Image quality comparison against Perc_CW and PGDL0+σ. The first row is the comparison between ours and Perc_CW, and the second row is against PGDL0+σ. The numbers in parentheses are the SSIM scores. Each pair is taken from tests with similar attack success rates

5 Discussion and future work

In the previous section, we have compared our method to the state-of-the-art dense and sparse attack methods against different defense schemes. The experimental results have demonstrated that our method can achieve significantly better attack performance in image qualities between the clean image and the adversarial, the attack success rate, and the attack efficiency in terms of the number of model inferences. GreedyFool under l0 norm constraint, i.e., the GF(500) in Table 8 at 𝜖 = 1.0, has achieved a significant better average SSIM than ours at 𝜖 = 0.1 in Table 1. However, the average MSE and attack complexity are substantially worse than ours.

The advantage of our method is that we use a base attack method that has strong attack capabilities so that we only need to optimize the image qualities without significant loss of attack success rate. Tables 13, and 5 have demonstrated this.
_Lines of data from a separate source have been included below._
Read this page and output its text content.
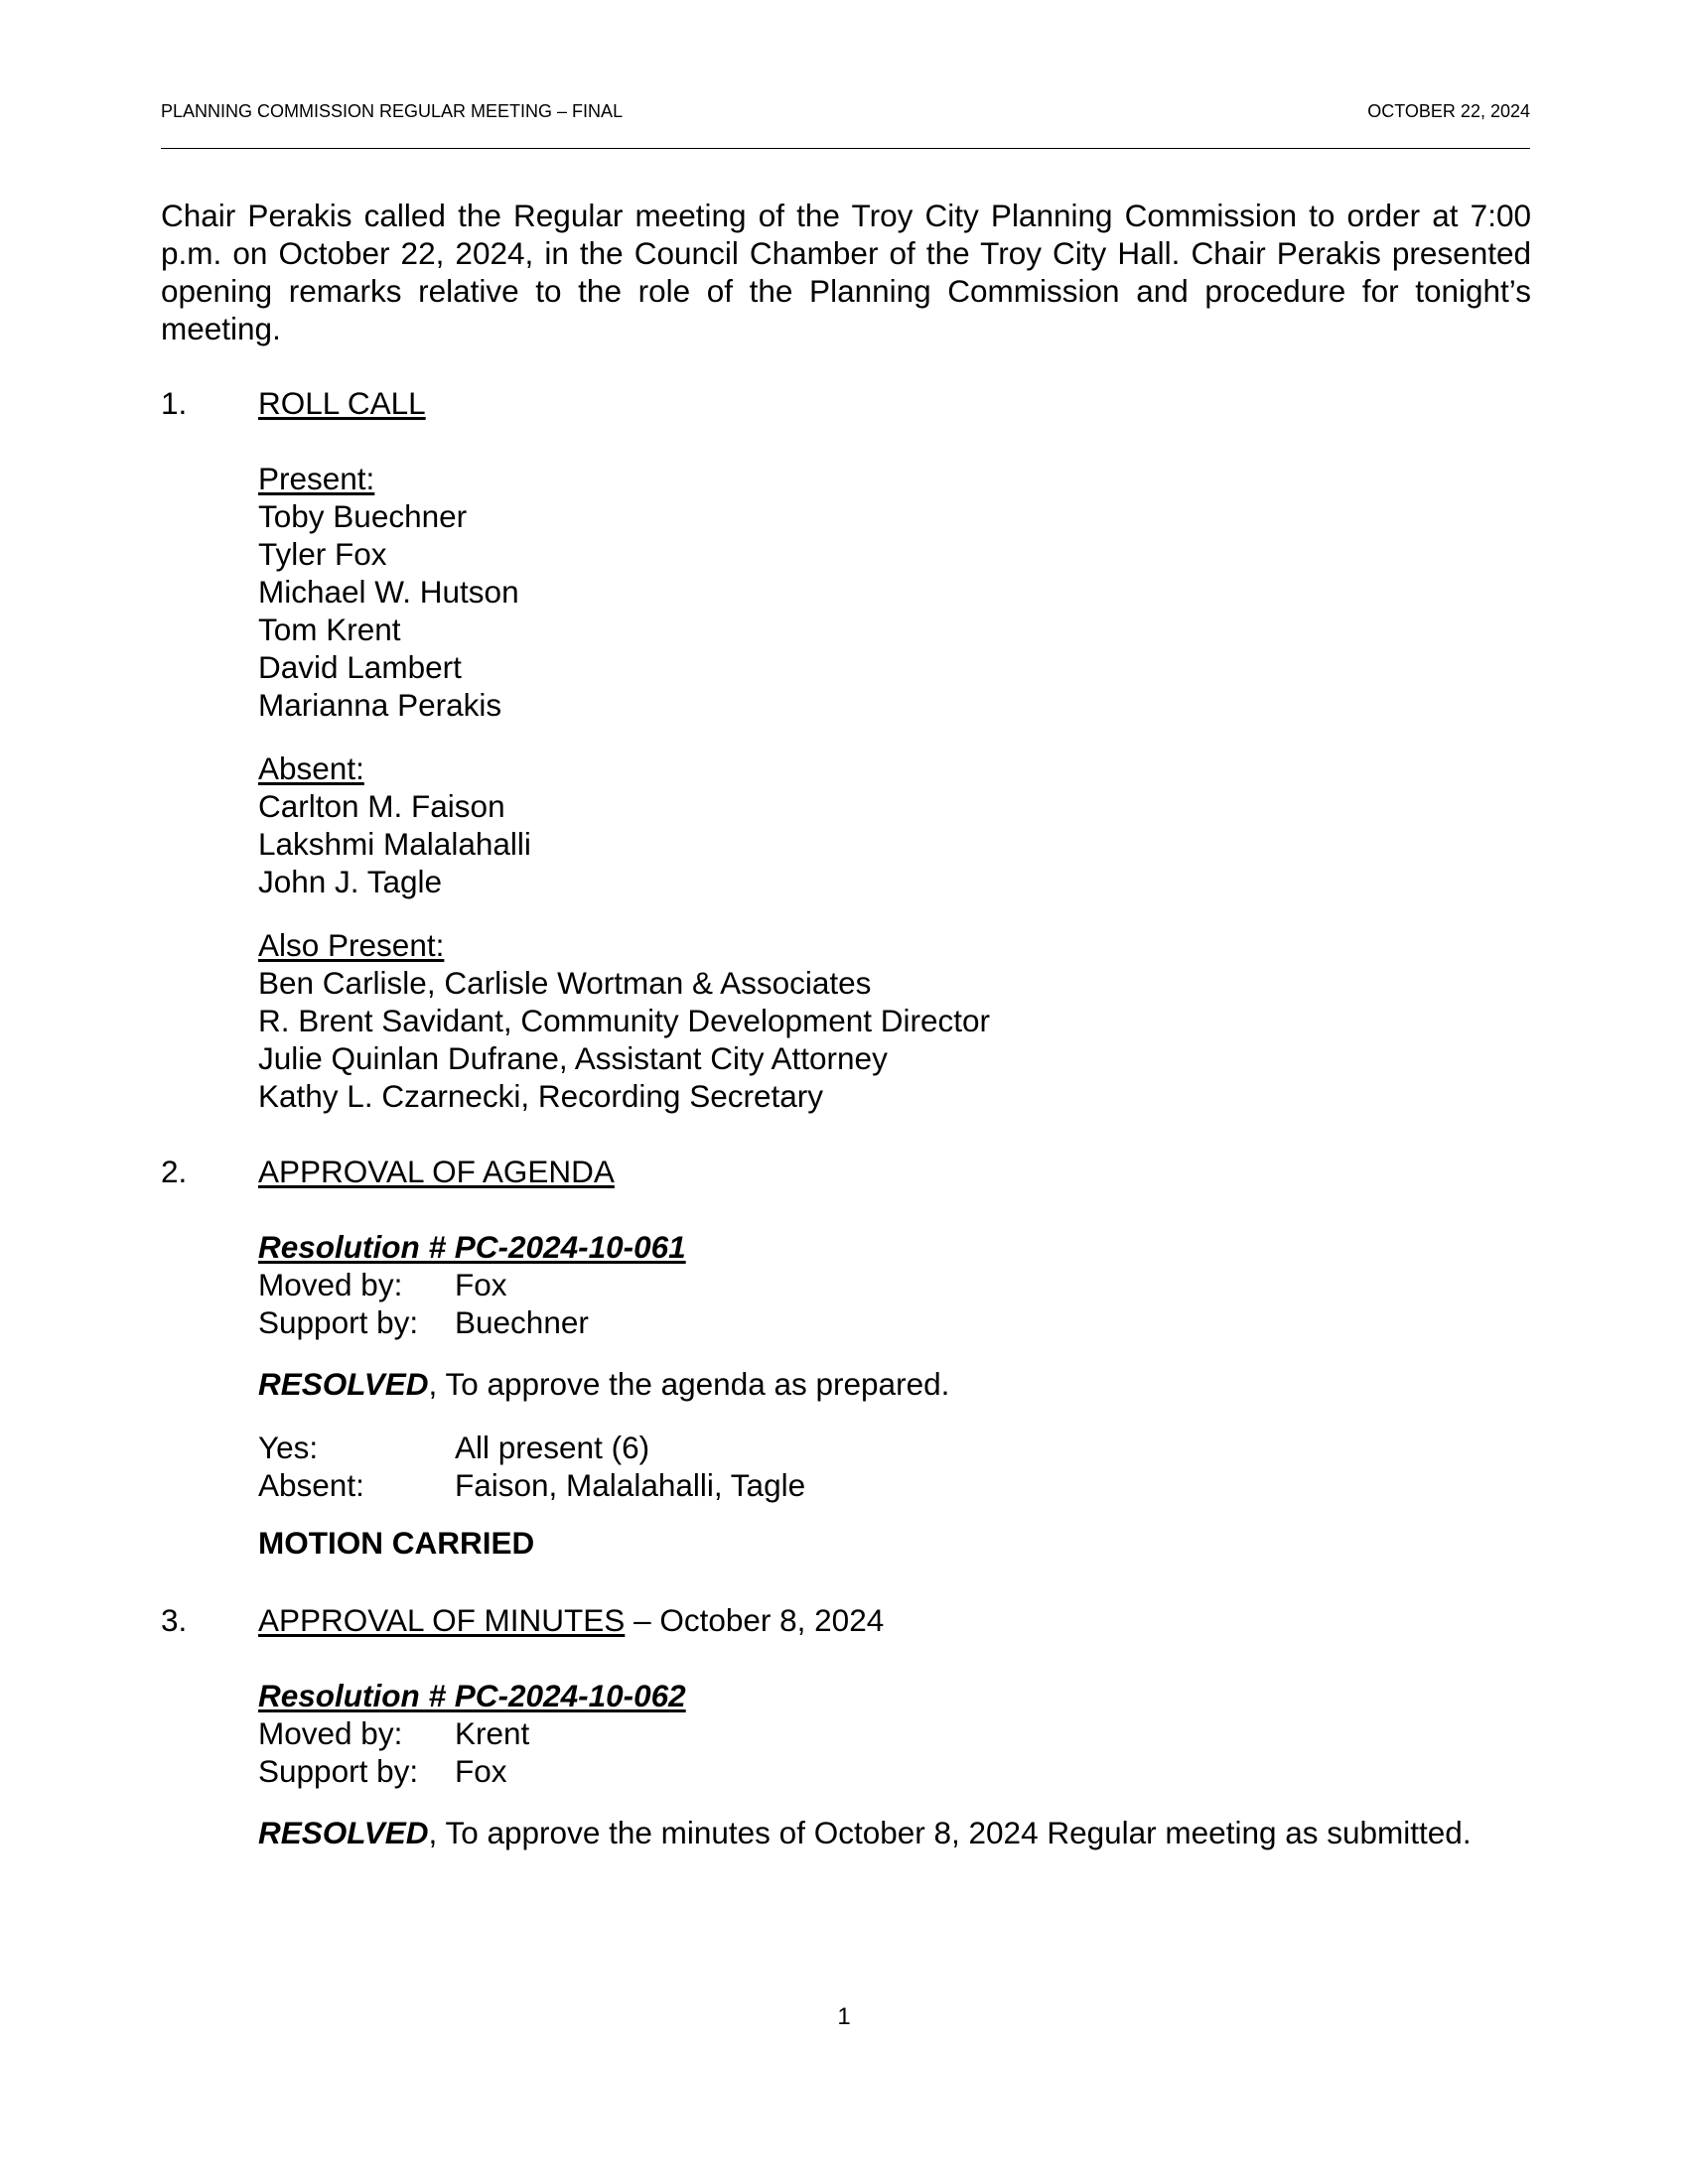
PLANNING COMMISSION REGULAR MEETING – FINAL	OCTOBER 22, 2024
Chair Perakis called the Regular meeting of the Troy City Planning Commission to order at 7:00 p.m. on October 22, 2024, in the Council Chamber of the Troy City Hall. Chair Perakis presented opening remarks relative to the role of the Planning Commission and procedure for tonight’s meeting.
1. ROLL CALL
Present:
Toby Buechner
Tyler Fox
Michael W. Hutson
Tom Krent
David Lambert
Marianna Perakis
Absent:
Carlton M. Faison
Lakshmi Malalahalli
John J. Tagle
Also Present:
Ben Carlisle, Carlisle Wortman & Associates
R. Brent Savidant, Community Development Director
Julie Quinlan Dufrane, Assistant City Attorney
Kathy L. Czarnecki, Recording Secretary
2. APPROVAL OF AGENDA
Resolution # PC-2024-10-061
Moved by: Fox
Support by: Buechner
RESOLVED, To approve the agenda as prepared.
Yes:	All present (6)
Absent:	Faison, Malalahalli, Tagle
MOTION CARRIED
3. APPROVAL OF MINUTES – October 8, 2024
Resolution # PC-2024-10-062
Moved by: Krent
Support by: Fox
RESOLVED, To approve the minutes of October 8, 2024 Regular meeting as submitted.
1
On the other side, the attack success rate of our method is largely determined by the base attack method as we only reshape the adversarial noise to improve the image quality. For this point, we can increase the perturbation budge to obtain a high attack success rate, which will inevitably introduce more noise to the images and require a more powerful perceptual attention network to produce high-quality perceptual attention masks. A better base attack method will certainly help improve the performance of our method.
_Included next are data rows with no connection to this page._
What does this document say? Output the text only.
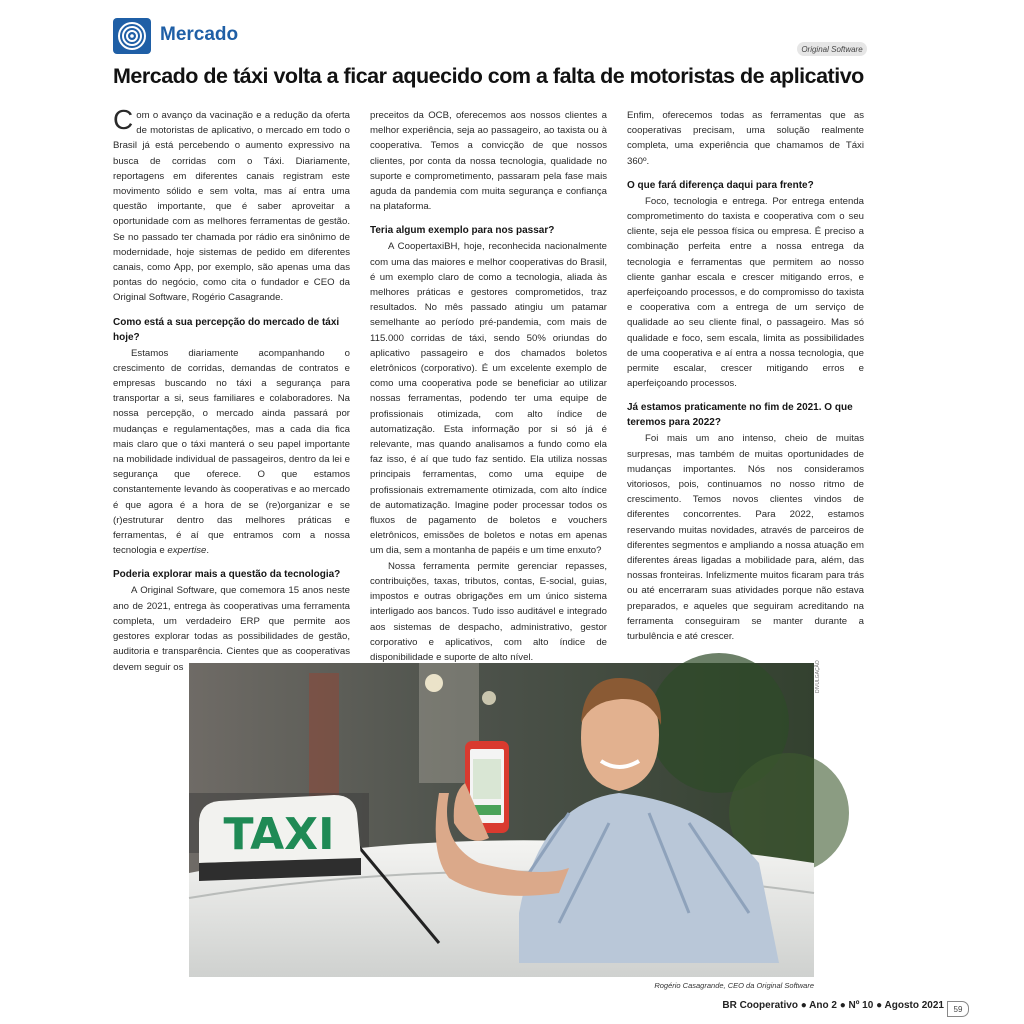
Mercado
Original Software
Mercado de táxi volta a ficar aquecido com a falta de motoristas de aplicativo

Com o avanço da vacinação e a redução da oferta de motoristas de aplicativo, o mercado em todo o Brasil já está percebendo o aumento expressivo na busca de corridas com o Táxi. Diariamente, reportagens em diferentes canais registram este movimento sólido e sem volta, mas aí entra uma questão importante, que é saber aproveitar a oportunidade com as melhores ferramentas de gestão. Se no passado ter chamada por rádio era sinônimo de modernidade, hoje sistemas de pedido em diferentes canais, como App, por exemplo, são apenas uma das pontas do negócio, como cita o fundador e CEO da Original Software, Rogério Casagrande.

Como está a sua percepção do mercado de táxi hoje?

Estamos diariamente acompanhando o crescimento de corridas, demandas de contratos e empresas buscando no táxi a segurança para transportar a si, seus familiares e colaboradores. Na nossa percepção, o mercado ainda passará por mudanças e regulamentações, mas a cada dia fica mais claro que o táxi manterá o seu papel importante na mobilidade individual de passageiros, dentro da lei e segurança que oferece. O que estamos constantemente levando às cooperativas e ao mercado é que agora é a hora de se (re)organizar e se (r)estruturar dentro das melhores práticas e ferramentas, é aí que entramos com a nossa tecnologia e expertise.

Poderia explorar mais a questão da tecnologia?

A Original Software, que comemora 15 anos neste ano de 2021, entrega às cooperativas uma ferramenta completa, um verdadeiro ERP que permite aos gestores explorar todas as possibilidades de gestão, auditoria e transparência. Cientes que as cooperativas devem seguir os

preceitos da OCB, oferecemos aos nossos clientes a melhor experiência, seja ao passageiro, ao taxista ou à cooperativa. Temos a convicção de que nossos clientes, por conta da nossa tecnologia, qualidade no suporte e comprometimento, passaram pela fase mais aguda da pandemia com muita segurança e confiança na plataforma.

Teria algum exemplo para nos passar?

A CoopertaxiBH, hoje, reconhecida nacionalmente com uma das maiores e melhor cooperativas do Brasil, é um exemplo claro de como a tecnologia, aliada às melhores práticas e gestores comprometidos, traz resultados. No mês passado atingiu um patamar semelhante ao período pré-pandemia, com mais de 115.000 corridas de táxi, sendo 50% oriundas do aplicativo passageiro e dos chamados boletos eletrônicos (corporativo). É um excelente exemplo de como uma cooperativa pode se beneficiar ao utilizar nossas ferramentas, podendo ter uma equipe de profissionais otimizada, com alto índice de automatização. Esta informação por si só já é relevante, mas quando analisamos a fundo como ela faz isso, é aí que tudo faz sentido. Ela utiliza nossas principais ferramentas, como uma equipe de profissionais extremamente otimizada, com alto índice de automatização. Imagine poder processar todos os fluxos de pagamento de boletos e vouchers eletrônicos, emissões de boletos e notas em apenas um dia, sem a montanha de papéis e um time enxuto?

Nossa ferramenta permite gerenciar repasses, contribuições, taxas, tributos, contas, E-social, guias, impostos e outras obrigações em um único sistema interligado aos bancos. Tudo isso auditável e integrado aos sistemas de despacho, administrativo, gestor corporativo e aplicativos, com alto índice de disponibilidade e suporte de alto nível.

Enfim, oferecemos todas as ferramentas que as cooperativas precisam, uma solução realmente completa, uma experiência que chamamos de Táxi 360º.

O que fará diferença daqui para frente?

Foco, tecnologia e entrega. Por entrega entenda comprometimento do taxista e cooperativa com o seu cliente, seja ele pessoa física ou empresa. É preciso a combinação perfeita entre a nossa entrega da tecnologia e ferramentas que permitem ao nosso cliente ganhar escala e crescer mitigando erros, e aperfeiçoando processos, e do compromisso do taxista e cooperativa com a entrega de um serviço de qualidade ao seu cliente final, o passageiro. Mas só qualidade e foco, sem escala, limita as possibilidades de uma cooperativa e aí entra a nossa tecnologia, que permite escalar, crescer mitigando erros e aperfeiçoando processos.

Já estamos praticamente no fim de 2021. O que teremos para 2022?

Foi mais um ano intenso, cheio de muitas surpresas, mas também de muitas oportunidades de mudanças importantes. Nós nos consideramos vitoriosos, pois, continuamos no nosso ritmo de crescimento. Temos novos clientes vindos de diferentes concorrentes. Para 2022, estamos reservando muitas novidades, através de parceiros de diferentes segmentos e ampliando a nossa atuação em diferentes áreas ligadas a mobilidade para, além, das nossas fronteiras. Infelizmente muitos ficaram para trás ou até encerraram suas atividades porque não estava preparados, e aqueles que seguiram acreditando na ferramenta conseguiram se manter durante a turbulência e até crescer.

TAXI
DIVULGAÇÃO
Rogério Casagrande, CEO da Original Software
BR Cooperativo ● Ano 2 ● Nº 10 ● Agosto 2021	59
In this work, the perceptual attention network is designed based on the Resnet-18 backbone to demonstrate its effectiveness. If we use a more advanced architecture for the perceptual attention network, we expect to see more improvement in the image quality and attack success rate.

6 Conclusion

In this work, we have observed that most existing adversarial attack methods are designed to maximize the attack success rate under the lp norm constraint, which has not fully considered the perceptual sensitivity of the adversarial noise in different image regions. Motivated by this, we propose a novel two-stage attack method to maximize the image perceptual quality as well as the attack success rate. Specifically, we construct and learn a perceptual attention network to generate a perceptual attention mask to modulate the adversarial noise generated by a base attack method in the input image, aiming to maximize the visual quality while achieving the same attack success rate. To further improve the image perceptual quality, we propose a fast binary search algorithm to perform an iterative pruning of the adversarial noise based on the perceptual sensitivity map. We have conducted comprehensive evaluations and demonstrated that our method could significantly improve the image visual quality over the base attack method without sacrificing the attack success rate. When compared with the state-of-the-art adversarial attack methods, our method can achieve better attack performance in terms of image quality, attack success rate, and attack efficiency.